A recent study conducted by the Federal University of Paraíba has explored the potential of tropical fruit processing coproducts—specifically acerola (CACE), cashew (CCAS), and guava (CGUA)—as substrates to enhance the growth, viability, and functionality of probiotics. Probiotics, known for their health-promoting properties, face challenges during processing, storage, and gastrointestinal transit that can affect their effectiveness.

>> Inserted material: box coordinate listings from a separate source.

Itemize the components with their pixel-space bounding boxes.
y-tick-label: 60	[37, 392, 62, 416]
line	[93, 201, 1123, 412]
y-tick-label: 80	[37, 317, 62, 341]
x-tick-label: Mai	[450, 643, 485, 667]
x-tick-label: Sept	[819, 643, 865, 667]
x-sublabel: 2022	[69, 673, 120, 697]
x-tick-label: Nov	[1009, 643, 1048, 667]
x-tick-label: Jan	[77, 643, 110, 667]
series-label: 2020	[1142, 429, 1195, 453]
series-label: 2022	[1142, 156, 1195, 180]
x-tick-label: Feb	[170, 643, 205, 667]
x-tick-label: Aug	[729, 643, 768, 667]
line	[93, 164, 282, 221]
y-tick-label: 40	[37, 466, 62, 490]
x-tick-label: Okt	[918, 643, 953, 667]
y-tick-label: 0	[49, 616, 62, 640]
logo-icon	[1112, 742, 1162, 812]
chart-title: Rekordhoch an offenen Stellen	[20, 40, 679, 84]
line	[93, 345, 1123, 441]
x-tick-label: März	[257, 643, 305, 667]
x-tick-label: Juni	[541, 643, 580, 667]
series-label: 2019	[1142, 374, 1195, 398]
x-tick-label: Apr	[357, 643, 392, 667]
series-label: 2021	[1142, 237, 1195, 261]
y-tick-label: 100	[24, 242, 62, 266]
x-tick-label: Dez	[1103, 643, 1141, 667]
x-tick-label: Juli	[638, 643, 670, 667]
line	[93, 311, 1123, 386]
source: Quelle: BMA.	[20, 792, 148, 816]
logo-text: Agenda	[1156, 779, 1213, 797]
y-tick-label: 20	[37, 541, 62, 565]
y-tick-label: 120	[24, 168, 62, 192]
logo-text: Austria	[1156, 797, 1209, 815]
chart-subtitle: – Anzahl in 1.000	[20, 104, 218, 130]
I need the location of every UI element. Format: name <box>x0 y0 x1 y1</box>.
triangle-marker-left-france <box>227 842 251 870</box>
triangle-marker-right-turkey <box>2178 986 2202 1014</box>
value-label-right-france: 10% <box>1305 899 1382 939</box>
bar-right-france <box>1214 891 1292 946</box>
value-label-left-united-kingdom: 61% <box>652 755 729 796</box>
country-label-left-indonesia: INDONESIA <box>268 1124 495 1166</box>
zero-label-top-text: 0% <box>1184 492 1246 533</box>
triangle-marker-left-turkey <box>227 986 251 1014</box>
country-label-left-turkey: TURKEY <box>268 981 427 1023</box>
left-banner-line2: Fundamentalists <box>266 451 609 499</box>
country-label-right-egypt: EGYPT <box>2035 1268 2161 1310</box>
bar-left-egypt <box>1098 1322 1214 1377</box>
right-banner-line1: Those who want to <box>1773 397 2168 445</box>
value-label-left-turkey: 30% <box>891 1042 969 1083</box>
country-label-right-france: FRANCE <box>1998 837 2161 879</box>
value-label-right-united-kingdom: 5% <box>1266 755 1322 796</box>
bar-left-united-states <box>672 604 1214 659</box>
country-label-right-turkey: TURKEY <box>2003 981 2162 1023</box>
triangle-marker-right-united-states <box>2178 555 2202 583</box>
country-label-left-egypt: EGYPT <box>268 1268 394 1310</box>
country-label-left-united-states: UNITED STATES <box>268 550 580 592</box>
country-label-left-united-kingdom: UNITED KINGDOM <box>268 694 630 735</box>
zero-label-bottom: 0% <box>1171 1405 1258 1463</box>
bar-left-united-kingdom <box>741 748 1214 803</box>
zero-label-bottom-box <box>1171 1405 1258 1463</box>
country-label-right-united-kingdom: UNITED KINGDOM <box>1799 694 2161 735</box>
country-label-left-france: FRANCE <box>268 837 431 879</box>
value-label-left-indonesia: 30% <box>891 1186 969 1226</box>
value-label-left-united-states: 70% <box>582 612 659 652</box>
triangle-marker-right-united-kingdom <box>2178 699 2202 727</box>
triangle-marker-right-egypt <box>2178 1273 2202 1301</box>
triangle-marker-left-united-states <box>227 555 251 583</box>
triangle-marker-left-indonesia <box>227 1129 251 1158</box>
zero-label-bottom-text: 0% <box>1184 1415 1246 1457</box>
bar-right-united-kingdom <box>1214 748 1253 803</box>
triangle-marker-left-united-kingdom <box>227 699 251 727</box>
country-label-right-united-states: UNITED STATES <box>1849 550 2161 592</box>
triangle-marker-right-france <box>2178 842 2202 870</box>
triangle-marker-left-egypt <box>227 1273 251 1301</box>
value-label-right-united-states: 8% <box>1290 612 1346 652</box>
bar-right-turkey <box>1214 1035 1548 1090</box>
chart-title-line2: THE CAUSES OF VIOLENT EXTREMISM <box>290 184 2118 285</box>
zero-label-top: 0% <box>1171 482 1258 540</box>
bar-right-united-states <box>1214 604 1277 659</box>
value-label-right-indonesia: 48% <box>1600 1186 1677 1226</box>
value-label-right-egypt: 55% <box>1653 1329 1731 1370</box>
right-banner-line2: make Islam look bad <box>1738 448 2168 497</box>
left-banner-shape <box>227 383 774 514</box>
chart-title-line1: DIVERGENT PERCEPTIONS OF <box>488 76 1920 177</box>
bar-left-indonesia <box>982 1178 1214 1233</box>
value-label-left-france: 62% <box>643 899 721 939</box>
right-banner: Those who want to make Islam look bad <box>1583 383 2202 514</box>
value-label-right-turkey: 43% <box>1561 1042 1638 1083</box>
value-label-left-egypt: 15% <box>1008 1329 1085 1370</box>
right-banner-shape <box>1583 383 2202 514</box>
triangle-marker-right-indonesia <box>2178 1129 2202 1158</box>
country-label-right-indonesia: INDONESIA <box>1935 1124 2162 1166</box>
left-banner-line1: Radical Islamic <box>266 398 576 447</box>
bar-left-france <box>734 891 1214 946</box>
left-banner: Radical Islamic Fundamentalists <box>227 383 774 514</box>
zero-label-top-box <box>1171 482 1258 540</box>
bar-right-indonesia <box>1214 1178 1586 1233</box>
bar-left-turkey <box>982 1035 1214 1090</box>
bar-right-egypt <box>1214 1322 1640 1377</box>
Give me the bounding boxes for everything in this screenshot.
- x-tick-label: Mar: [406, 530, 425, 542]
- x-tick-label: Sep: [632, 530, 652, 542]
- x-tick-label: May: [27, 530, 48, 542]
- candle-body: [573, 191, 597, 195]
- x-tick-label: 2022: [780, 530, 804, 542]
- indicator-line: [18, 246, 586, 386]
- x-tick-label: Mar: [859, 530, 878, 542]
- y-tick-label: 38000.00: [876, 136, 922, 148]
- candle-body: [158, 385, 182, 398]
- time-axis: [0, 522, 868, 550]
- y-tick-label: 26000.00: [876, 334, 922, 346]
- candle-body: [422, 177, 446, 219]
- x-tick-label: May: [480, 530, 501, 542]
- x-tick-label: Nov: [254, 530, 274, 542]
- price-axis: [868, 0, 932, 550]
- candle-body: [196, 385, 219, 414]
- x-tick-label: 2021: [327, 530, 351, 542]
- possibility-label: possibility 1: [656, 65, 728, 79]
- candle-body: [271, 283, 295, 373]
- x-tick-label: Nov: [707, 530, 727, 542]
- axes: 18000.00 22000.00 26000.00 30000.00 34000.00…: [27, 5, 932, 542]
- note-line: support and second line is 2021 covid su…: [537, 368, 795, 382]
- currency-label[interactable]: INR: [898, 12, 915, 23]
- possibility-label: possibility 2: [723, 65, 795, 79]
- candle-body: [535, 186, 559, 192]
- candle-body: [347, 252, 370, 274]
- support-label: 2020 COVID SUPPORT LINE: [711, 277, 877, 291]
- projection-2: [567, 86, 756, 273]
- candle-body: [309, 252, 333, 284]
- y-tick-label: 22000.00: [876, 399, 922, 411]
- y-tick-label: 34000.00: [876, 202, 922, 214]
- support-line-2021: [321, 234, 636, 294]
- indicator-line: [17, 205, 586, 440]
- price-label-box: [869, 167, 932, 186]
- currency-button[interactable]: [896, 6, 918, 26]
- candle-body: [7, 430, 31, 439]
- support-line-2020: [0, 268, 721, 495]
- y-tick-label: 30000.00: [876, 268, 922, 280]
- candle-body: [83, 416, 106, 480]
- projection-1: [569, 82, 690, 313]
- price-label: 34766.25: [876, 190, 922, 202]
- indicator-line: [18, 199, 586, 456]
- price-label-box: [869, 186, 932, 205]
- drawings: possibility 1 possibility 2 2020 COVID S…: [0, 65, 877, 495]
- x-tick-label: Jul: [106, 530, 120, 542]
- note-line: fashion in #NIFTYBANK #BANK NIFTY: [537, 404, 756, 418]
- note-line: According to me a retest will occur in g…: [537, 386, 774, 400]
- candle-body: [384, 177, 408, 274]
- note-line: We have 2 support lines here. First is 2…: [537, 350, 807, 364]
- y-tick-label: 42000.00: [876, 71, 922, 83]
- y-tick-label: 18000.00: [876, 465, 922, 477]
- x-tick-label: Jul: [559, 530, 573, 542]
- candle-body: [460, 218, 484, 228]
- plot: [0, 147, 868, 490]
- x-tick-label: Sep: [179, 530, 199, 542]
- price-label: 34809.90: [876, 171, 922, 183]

The study focused on probiotics Lactobacillus acidophilus LA-05 and Lacticaseibacillus paracasei L-10 cultivated in these fruit coproducts. Results showed that probiotics grown in CACE, CCAS, and CGUA exhibited robust growth with high viable counts (≥8.8 log CFU/mL) and minimal lag phase during cultivation. These substrates facilitated sugar utilization, medium acidification, and organic acid production over time, which are crucial for probiotic survival and activity.
Furthermore, cultivation in fruit coproducts led to increased levels of phenolic compounds and antioxidant activity, enhancing the nutritional profile and potential health benefits of the final probiotic product.
The protective effects of fruit coproducts were evident during subsequent processing stages. Probiotics cultivated in these substrates demonstrated improved survival rates post-freeze-drying and maintained viability throughout 120 days of refrigerated storage. Moreover, during simulated gastrointestinal digestion, probiotics previously cultivated and freeze-dried in fruit coproducts exhibited larger subpopulations of live and metabolically active cells, indicating enhanced resilience and functionality under stress conditions.
This research builds upon prior studies that underscored the protective effects of tropical fruit coproducts during freeze-drying and storage. It aligns with broader research emphasizing the critical importance of probiotic viability for delivering health benefits. By leveraging fruit processing coproducts to support probiotic growth and stability, the study promotes a circular economy approach by adding value to agricultural by-products.
The findings highlight the potential of acerola, cashew, and guava coproducts to not only sustain but also enhance probiotic cultures. Future studies could further explore optimization strategies for maximizing probiotic viability and functionality in these substrates. Such advancements are essential for advancing probiotic applications in functional foods and promoting sustainable practices within the agroindustry.
In conclusion, the research underscores the viability of using tropical fruit waste as a beneficial substrate for probiotics, offering promising avenues to improve health outcomes while fostering sustainable agricultural practices.